Sting emerged from that period of solitude with songs riven by stark decay and stirring revival, then made room for a Jimi Hendrix cover (the haunting "Little Wing"). The album took in thoughts both personal ("Be Still My Beating Heart," "Englishman in New York") and political ("Fragile," "History Will Teach Us Nothing" and "They Dance Alone," which explored of the Chilean resistance to dictator Augusto Pinochet), before concluding with "The Secret Marriage," a shared moment with the German composer Hans Eisler.

Watch Sting Perform 'They Dance Alone'

More serious themes were balanced out by the winking salaciousness of "We'll Be Together," and the intrepid 7/8 cadence of "Straight to My Heart."

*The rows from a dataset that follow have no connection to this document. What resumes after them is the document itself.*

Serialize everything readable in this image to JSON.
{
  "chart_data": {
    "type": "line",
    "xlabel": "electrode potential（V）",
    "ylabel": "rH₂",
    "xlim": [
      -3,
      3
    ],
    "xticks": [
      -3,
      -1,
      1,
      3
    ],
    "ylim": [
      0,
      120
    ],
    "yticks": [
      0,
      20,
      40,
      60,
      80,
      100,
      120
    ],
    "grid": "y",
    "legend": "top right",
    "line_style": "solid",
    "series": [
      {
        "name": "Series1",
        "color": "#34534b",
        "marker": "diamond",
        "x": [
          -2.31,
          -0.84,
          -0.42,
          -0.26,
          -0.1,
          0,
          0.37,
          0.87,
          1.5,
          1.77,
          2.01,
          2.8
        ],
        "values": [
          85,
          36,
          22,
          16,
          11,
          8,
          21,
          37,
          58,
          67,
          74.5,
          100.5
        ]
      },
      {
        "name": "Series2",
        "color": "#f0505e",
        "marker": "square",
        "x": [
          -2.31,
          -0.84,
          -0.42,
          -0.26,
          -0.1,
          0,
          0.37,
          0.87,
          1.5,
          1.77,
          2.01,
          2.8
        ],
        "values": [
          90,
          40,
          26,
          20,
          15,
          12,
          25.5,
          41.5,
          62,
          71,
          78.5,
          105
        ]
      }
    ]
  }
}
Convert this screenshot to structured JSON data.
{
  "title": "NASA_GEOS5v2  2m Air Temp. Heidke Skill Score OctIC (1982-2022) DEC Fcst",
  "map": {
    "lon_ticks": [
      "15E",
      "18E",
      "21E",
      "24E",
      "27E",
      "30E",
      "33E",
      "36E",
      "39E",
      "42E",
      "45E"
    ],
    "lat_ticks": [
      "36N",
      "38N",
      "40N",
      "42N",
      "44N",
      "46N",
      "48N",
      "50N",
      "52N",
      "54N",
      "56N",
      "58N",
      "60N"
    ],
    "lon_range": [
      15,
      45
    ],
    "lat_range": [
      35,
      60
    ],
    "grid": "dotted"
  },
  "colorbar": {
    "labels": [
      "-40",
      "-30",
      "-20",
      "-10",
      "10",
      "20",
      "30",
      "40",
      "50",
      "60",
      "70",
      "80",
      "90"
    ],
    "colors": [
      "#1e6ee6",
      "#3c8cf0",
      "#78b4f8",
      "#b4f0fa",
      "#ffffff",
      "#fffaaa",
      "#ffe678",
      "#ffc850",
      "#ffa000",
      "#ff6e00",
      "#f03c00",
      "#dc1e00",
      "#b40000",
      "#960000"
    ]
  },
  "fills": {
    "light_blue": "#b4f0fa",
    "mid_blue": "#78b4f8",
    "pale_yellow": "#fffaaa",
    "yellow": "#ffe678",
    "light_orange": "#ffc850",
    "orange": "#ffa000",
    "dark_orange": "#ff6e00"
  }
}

"There are songs I did spend a long time on and that I really care about," Sting told Q in 1987. "There are songs that are emotionally charged, and there are other songs which are just written for fun – for a laugh, or because the words sound good. I think this record is balanced between frivolity, over-indulgence and actual meat."

The sessions – unlike Sting's debut album, which featured a tight-knit group of jazz-leaning collaborators – became these bustling affairs, with a sense of shared wisdom that mirrors the album's musical pluralism. Only Branford Marsalis and Kenny Kirkland remained, joined by a group that included Sting's former Police bandmate Andy Summers, Eric Clapton (he was also recording in Montserrat at the time), Mark Knopfler, Ruben Blades (who offers the devastating narration on "They Dance Alone") and Gil Evans, among others.

Their presence likely helped put things in perspective for Sting, who had just emerged from a lengthy, and quite lonely, gestation period. "I was too bound up in it," he admitted to Rolling Stone, "to make judgments."

By the time he'd finished, however, Sting was certain he'd created his most complete musical statement yet. Next, he had to convince skeptical record-label execs. "It wasn't simple enough or directed toward the charts," Sting added. "I said, 'Why underestimate the record-buying public?'"

He was right. ... Nothing Like the Sun became Sting's second consecutive multi-platinum album. More than that, it also set the course for his solo career – and, Sting said, served as a rallying cry for those who believe rock music could take on new complexities.

"I'm starting to come to terms with a lot of things a young man suppresses. Gentleness – there's nothing sissified about that. I think a man at his highest is someone who can look after children," Sting told the Chicago Tribune in 1987. "I'm not a kid anymore. I don't want to just play the music of the young. There should be room in this thing for some adult thinking."